The Hillsborough disaster in 1989 saw 96 Liverpool fans killed and the inquests into the incident have revealed that it took place due to the gross negligence of the match commander David Duckenfield. The verdict has finally exonerated Liverpool fans after a 27-year long wait for justice.
The disaster took place during the 1989 FA Cup semi-final between Liverpool-Nottingham Forest, for which Hillsborough was chosen to be the neutral venue. With too many fans trying to enter the stadium through the turnstiles, the police panicked and opened the exit gates, and with the situation going out of control, a number of fans were crushed in the pens. The mob was held responsible for the crushing and the disaster that ensued for the longest time.
But on Tuesday morning, the jury on the disaster concluded that it was the police action that created a dangerous situation for the fans at the turnstiles, and the failure by the commanding officers caused a crush on the terraces.

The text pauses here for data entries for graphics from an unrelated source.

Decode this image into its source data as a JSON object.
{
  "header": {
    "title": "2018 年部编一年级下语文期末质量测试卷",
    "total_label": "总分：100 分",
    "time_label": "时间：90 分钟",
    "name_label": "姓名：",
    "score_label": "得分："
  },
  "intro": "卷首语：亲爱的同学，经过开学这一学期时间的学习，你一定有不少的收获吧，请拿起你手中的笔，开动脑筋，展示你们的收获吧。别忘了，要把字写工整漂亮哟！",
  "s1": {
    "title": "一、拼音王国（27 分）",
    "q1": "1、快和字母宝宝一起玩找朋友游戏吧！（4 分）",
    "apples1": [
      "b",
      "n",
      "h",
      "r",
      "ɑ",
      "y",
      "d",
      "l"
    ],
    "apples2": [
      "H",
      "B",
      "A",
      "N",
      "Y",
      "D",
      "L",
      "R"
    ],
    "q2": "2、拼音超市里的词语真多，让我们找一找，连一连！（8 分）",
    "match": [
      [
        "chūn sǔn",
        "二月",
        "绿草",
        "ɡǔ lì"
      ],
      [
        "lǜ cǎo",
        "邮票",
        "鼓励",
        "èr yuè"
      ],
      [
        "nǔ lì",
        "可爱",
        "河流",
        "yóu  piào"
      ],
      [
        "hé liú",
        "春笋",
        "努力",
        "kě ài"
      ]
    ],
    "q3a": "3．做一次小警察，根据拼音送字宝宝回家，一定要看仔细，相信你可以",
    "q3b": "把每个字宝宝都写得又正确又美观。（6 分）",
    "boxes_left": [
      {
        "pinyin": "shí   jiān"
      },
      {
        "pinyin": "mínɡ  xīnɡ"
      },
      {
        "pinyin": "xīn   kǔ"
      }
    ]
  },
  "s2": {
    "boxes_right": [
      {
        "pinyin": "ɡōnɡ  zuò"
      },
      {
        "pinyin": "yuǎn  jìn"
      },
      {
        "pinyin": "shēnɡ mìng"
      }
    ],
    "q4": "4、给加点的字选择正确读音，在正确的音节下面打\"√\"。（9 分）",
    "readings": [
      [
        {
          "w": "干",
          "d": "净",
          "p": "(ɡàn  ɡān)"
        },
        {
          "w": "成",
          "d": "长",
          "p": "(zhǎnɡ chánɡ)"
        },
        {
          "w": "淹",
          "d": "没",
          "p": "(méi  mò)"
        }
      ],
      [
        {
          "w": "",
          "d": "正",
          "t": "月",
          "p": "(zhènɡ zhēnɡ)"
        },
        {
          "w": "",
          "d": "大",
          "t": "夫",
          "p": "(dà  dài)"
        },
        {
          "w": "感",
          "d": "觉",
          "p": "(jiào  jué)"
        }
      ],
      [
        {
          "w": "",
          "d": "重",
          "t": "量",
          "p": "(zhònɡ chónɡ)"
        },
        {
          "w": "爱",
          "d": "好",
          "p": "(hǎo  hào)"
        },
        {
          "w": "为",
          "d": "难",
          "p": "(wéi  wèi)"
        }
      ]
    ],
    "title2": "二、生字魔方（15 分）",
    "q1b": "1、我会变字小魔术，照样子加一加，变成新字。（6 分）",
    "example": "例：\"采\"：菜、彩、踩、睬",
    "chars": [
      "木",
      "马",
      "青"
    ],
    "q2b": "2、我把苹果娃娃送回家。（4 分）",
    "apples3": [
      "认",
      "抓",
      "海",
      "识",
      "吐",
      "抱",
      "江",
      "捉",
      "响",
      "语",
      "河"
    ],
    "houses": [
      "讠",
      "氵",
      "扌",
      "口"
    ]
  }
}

Further, the jury added that there were mistakes in the police control box over the order to open the exit gates and the Leppings Lane in Hillsborough.
The delay in emergency response from the police played a part too, as did defects in the stadium.
The verdict from the inquests comes as a major relief for Liverpool fans, who had long demanded justice for the 96, and relived fans outside the courtroom were seen punching the air after the announcement was made, to celebrate the justice served eventually.